This is the Sage/Python package accompanying our preprint
S. Kunzweiler and S. Wewers, Integral differential forms for superelliptic curves, Preprint, 2020
It contains the implementation of the algorithms described in that article.
Let K be a local field, with ring of integers R, and let Y be a superelliptic curve over K, given by an equation of the form y^n = f(x). We assume that the exponent n is invertible in R. The goal is to compute a basis of integral differential forms. For instance, consider the curve Y of genus 6 over the 2-adic numbers with equation y^3 = (x^3-2^4)((x+2)^2+2^3)((x+2)^2-2^3). We compute a basis of integral differential forms as follows:
sage: from regular_models.superelliptic_curves import integral_differentials
sage: v_2 = QQ.valuation(2)
sage: R.<x> = QQ[]
sage: f = (x^3-2^4)*((x+2)^2+2^3)*((x+2)^2-2^3)

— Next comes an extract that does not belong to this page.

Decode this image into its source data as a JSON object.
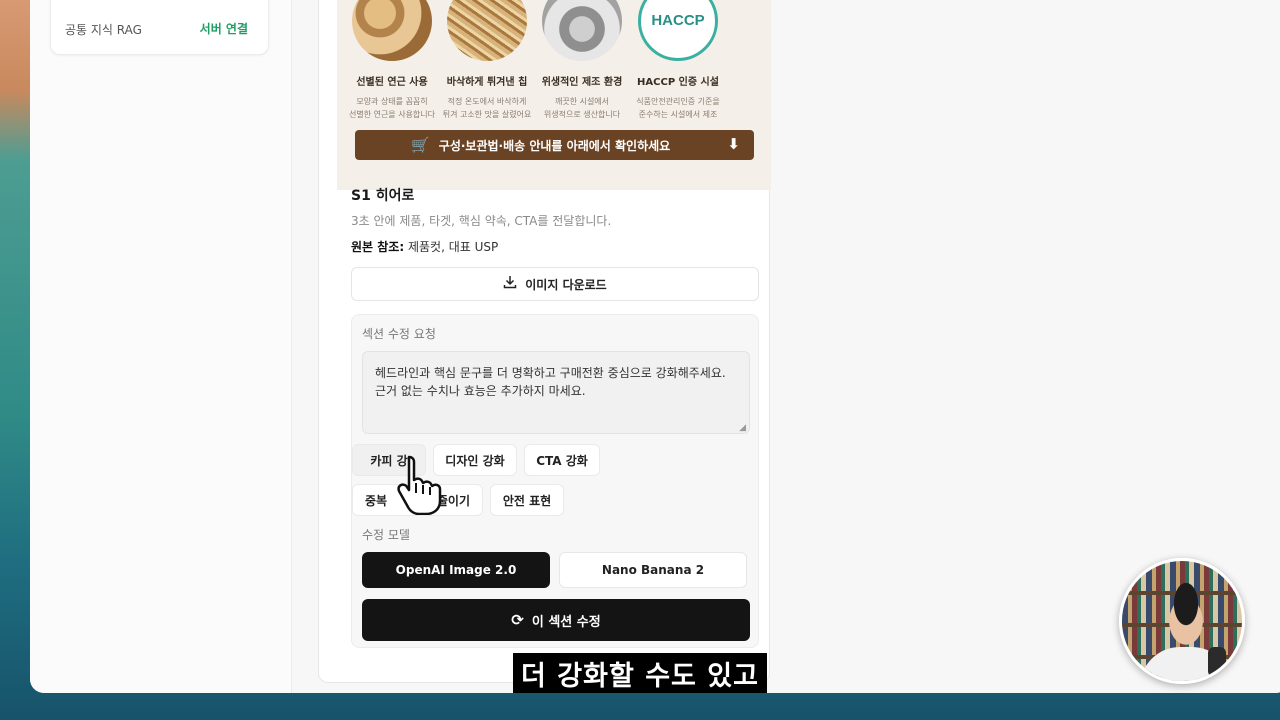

sage: integral_differentials(f, 3, v_2)
the lattice with basis [x^3 - 4*x, x*y - 16, 2*y - 16, 4*x^2 - 16, 8*x - 16, 16]
Thus, a basis is given by f_i(x,y)dx, i=1,..,6, where f_i are the functions on Y in the above list.
To run the code, you need
- a recent version of Sage (>= 8.8 should do)
- the Sage/Python package MCLF
- the Sage/Python package regular_models (this repository)
We plan to expand the code to be able to handle more general classes of curves, and compute regular models of them. At some point, this work should become part of MCLF.